Cosine Similarity between 2 Number Lists

I want to calculate the cosine similarity between two lists, let's say for example list 1 which is dataSetI and list 2 which is dataSetII.

Let's say dataSetI is [3, 45, 7, 2] and dataSetII is [2, 54, 13, 15]. The length of the lists are always equal. I want to report cosine similarity as a number between 0 and 1.

dataSetI = [3, 45, 7, 2]
dataSetII = [2, 54, 13, 15]

def cosine_similarity(list1, list2):
  # How to?

print(cosine_similarity(dataSetI, dataSetII))

Solution 1:

You should try SciPy.

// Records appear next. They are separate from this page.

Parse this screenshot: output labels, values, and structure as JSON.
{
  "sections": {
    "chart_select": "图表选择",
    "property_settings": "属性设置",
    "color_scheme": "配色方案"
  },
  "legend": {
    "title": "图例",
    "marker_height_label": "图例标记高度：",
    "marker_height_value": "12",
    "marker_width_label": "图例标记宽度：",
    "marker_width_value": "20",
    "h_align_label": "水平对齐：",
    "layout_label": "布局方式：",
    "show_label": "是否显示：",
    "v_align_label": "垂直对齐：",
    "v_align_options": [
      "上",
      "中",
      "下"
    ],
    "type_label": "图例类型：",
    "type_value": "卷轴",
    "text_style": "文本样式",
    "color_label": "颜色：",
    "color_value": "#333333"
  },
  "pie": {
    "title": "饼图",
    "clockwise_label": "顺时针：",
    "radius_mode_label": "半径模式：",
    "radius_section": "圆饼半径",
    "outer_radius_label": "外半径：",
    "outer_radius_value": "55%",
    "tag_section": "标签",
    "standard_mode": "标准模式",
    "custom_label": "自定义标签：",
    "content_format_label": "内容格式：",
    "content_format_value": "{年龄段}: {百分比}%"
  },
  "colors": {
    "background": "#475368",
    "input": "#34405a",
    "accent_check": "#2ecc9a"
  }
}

It has a bunch of useful scientific routines for example, "routines for computing integrals numerically, solving differential equations, optimization, and sparse matrices." It uses the superfast optimized NumPy for its number crunching. See here for installing.

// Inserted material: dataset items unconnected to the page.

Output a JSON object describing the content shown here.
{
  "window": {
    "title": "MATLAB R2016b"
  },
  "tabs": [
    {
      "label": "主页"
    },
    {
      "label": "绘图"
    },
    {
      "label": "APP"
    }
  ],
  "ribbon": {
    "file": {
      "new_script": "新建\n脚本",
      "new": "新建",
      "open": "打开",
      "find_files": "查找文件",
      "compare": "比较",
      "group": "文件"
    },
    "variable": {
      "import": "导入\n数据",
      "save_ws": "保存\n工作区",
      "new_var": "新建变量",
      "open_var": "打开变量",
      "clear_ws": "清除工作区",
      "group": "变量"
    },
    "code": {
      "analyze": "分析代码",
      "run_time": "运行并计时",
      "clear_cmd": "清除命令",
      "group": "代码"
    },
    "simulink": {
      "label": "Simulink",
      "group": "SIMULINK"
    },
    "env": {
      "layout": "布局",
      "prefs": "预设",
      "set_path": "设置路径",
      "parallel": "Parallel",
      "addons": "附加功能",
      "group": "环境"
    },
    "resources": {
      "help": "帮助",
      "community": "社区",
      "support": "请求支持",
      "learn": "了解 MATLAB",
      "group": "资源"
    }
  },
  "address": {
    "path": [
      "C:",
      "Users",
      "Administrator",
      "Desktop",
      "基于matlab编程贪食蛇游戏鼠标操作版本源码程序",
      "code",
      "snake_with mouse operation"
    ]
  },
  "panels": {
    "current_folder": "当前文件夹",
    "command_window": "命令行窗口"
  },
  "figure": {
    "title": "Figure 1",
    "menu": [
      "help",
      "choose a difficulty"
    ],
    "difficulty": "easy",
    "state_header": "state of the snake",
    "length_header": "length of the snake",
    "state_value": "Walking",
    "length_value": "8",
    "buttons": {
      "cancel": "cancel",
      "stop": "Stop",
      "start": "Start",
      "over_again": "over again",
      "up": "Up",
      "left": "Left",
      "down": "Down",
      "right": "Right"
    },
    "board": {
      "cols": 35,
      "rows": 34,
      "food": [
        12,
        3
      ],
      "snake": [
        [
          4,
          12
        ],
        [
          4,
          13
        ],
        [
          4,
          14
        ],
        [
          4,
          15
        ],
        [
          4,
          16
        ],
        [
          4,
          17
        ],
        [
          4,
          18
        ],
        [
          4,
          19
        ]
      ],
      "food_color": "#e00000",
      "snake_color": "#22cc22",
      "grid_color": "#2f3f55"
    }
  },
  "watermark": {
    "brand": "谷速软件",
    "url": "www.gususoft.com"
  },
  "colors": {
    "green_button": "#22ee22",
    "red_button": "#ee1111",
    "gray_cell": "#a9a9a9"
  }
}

Note that spatial.distance.cosine computes the distance, and not the similarity. So, you must subtract the value from 1 to get the similarity.

from scipy import spatial

dataSetI = [3, 45, 7, 2]
dataSetII = [2, 54, 13, 15]
result = 1 - spatial.distance.cosine(dataSetI, dataSetII)

Solution 2:

another version based on numpy only

from numpy import dot
from numpy.linalg import norm

cos_sim = dot(a, b)/(norm(a)*norm(b))

Solution 3:

You can use cosine_similarity function form sklearn.metrics.pairwise docs

In [23]: from sklearn.metrics.pairwise import cosine_similarity

In [24]: cosine_similarity([[1, 0, -1]], [[-1,-1, 0]])
Out[24]: array([[-0.5]])